Conducting safe and effective waste disposal and sequestration processes relies on an accurate determination of the reservoir extent and the prevailing boundary conditions. Due to the limitations surrounding the acquisition and analysis of the reservoir geometry, waste disposal, cuttings re-injection, and CO2 sequestration studies are based on simplifying assumptions regarding the lateral and vertical fluid flow boundary conditions. These assumptions can jeopardize the study’s outcomes, especially for green fields. Common boundary conditions considered are limited to either open (steady-state) or closed (semi-steady state) lateral boundaries, alongside a complete or partially sealing caprock. This study uses pressure transient analysis to provide a quantitative tool to assess a wider variety of fluid flow boundary conditions. We show that a short drawdown followed by a pro-longed buildup test can identify the fluid flow boundary condition, including closed, open, semi-open, and infinite systems. The significant difference in CO2 storage capacity and the different geomechanical risks associated with various fluid flow boundary conditions suggest that the presented methodology should be considered prior to fluid injection scenarios.

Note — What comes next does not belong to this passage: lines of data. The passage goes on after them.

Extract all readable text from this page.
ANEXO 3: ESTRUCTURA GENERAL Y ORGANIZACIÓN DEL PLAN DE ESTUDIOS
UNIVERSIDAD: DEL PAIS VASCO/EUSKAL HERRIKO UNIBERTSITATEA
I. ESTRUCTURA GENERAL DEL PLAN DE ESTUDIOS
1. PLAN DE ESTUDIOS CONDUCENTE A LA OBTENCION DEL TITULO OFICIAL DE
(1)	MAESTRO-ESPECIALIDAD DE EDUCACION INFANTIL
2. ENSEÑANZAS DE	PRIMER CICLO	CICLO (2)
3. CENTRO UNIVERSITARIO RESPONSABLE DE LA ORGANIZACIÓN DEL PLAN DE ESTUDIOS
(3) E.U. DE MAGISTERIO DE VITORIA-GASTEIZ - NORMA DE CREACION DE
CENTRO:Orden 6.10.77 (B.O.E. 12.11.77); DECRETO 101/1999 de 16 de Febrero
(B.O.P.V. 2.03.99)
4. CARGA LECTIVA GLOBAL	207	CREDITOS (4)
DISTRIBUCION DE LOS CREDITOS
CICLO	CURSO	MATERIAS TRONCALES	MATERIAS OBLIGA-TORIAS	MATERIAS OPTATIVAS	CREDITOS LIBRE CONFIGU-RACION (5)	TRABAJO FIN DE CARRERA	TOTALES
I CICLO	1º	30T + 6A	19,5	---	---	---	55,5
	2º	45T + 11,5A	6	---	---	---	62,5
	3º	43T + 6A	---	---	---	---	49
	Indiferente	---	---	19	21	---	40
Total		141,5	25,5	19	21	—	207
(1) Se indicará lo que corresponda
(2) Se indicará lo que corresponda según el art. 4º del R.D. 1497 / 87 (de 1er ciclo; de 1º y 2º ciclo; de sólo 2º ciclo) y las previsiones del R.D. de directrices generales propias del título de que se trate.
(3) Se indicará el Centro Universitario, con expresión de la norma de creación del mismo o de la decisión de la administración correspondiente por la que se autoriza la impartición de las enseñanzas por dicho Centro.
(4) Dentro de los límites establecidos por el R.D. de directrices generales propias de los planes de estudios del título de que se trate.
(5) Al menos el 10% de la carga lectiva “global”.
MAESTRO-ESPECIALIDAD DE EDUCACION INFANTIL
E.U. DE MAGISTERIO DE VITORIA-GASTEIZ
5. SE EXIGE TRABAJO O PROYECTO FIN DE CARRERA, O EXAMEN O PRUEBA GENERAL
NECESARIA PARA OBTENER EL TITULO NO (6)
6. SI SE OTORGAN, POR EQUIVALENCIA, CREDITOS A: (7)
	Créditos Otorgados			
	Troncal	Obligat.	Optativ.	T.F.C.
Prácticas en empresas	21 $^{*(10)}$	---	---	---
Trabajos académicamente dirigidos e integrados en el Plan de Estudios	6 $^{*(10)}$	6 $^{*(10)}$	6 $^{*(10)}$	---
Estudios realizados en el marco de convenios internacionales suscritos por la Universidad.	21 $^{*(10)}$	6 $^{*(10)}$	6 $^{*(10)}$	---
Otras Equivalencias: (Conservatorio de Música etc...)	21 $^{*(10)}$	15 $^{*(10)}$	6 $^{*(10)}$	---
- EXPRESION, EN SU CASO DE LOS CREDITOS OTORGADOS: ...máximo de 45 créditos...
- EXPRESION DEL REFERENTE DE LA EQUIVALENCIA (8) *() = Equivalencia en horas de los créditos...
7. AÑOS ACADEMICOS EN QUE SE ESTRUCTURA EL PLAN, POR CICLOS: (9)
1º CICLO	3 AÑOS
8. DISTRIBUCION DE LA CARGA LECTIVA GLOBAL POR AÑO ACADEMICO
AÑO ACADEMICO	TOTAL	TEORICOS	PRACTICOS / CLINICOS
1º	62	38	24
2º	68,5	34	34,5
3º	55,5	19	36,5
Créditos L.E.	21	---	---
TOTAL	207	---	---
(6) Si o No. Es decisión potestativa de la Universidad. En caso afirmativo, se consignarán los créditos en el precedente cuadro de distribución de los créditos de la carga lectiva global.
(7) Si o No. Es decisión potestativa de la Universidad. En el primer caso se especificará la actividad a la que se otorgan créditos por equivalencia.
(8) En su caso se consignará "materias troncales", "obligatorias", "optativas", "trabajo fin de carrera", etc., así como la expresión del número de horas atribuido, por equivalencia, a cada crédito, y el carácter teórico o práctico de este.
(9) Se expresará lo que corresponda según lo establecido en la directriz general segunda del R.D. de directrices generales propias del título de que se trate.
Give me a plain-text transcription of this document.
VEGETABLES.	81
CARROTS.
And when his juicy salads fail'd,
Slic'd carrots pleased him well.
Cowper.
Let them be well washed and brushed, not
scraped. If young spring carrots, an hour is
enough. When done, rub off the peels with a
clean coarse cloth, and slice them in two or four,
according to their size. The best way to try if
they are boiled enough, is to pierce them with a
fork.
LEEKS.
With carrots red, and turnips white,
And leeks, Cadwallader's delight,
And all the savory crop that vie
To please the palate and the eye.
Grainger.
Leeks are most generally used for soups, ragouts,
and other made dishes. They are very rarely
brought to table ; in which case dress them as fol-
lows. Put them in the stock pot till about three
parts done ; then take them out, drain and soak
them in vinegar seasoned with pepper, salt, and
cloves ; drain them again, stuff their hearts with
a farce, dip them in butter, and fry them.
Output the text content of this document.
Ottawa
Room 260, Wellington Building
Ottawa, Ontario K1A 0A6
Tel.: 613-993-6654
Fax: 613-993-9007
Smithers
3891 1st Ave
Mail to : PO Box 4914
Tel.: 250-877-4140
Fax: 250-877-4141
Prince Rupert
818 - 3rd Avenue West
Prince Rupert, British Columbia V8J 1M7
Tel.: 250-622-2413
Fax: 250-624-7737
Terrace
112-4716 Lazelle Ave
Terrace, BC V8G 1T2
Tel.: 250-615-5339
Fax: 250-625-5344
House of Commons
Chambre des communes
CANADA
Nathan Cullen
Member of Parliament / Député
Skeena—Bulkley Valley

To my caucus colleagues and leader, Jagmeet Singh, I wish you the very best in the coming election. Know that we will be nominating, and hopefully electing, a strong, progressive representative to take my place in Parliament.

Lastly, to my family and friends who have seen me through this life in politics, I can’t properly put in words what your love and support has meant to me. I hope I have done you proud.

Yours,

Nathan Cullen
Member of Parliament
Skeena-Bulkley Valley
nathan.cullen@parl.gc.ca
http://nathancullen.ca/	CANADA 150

Geologic sequestration is an increasingly important strategy to dispose of drilling fluids, saltwater, and hazardous waste and to reduce the CO2 concentration in the atmosphere (Mortezaei et al., 2021). The most viable CO2 sequestration targets include deep saline aquifers and mature hydrocarbon fields (Garcia et al., 2010; Sarhosis et al., 2018; Bachu, 2003; Holloway, 2001; Holloway and Savage, 1993; Klara et al., 2003). The fluid flow boundary conditions of the target storage medium need to be known to predict the target formation’s storage capacity, the spreading of the injected plume, and the geomechanical risks associated with the pore pressure increase. The current practices commonly consider an assortment of simplified boundary conditions that include open and closed boundaries when it comes to sequestration.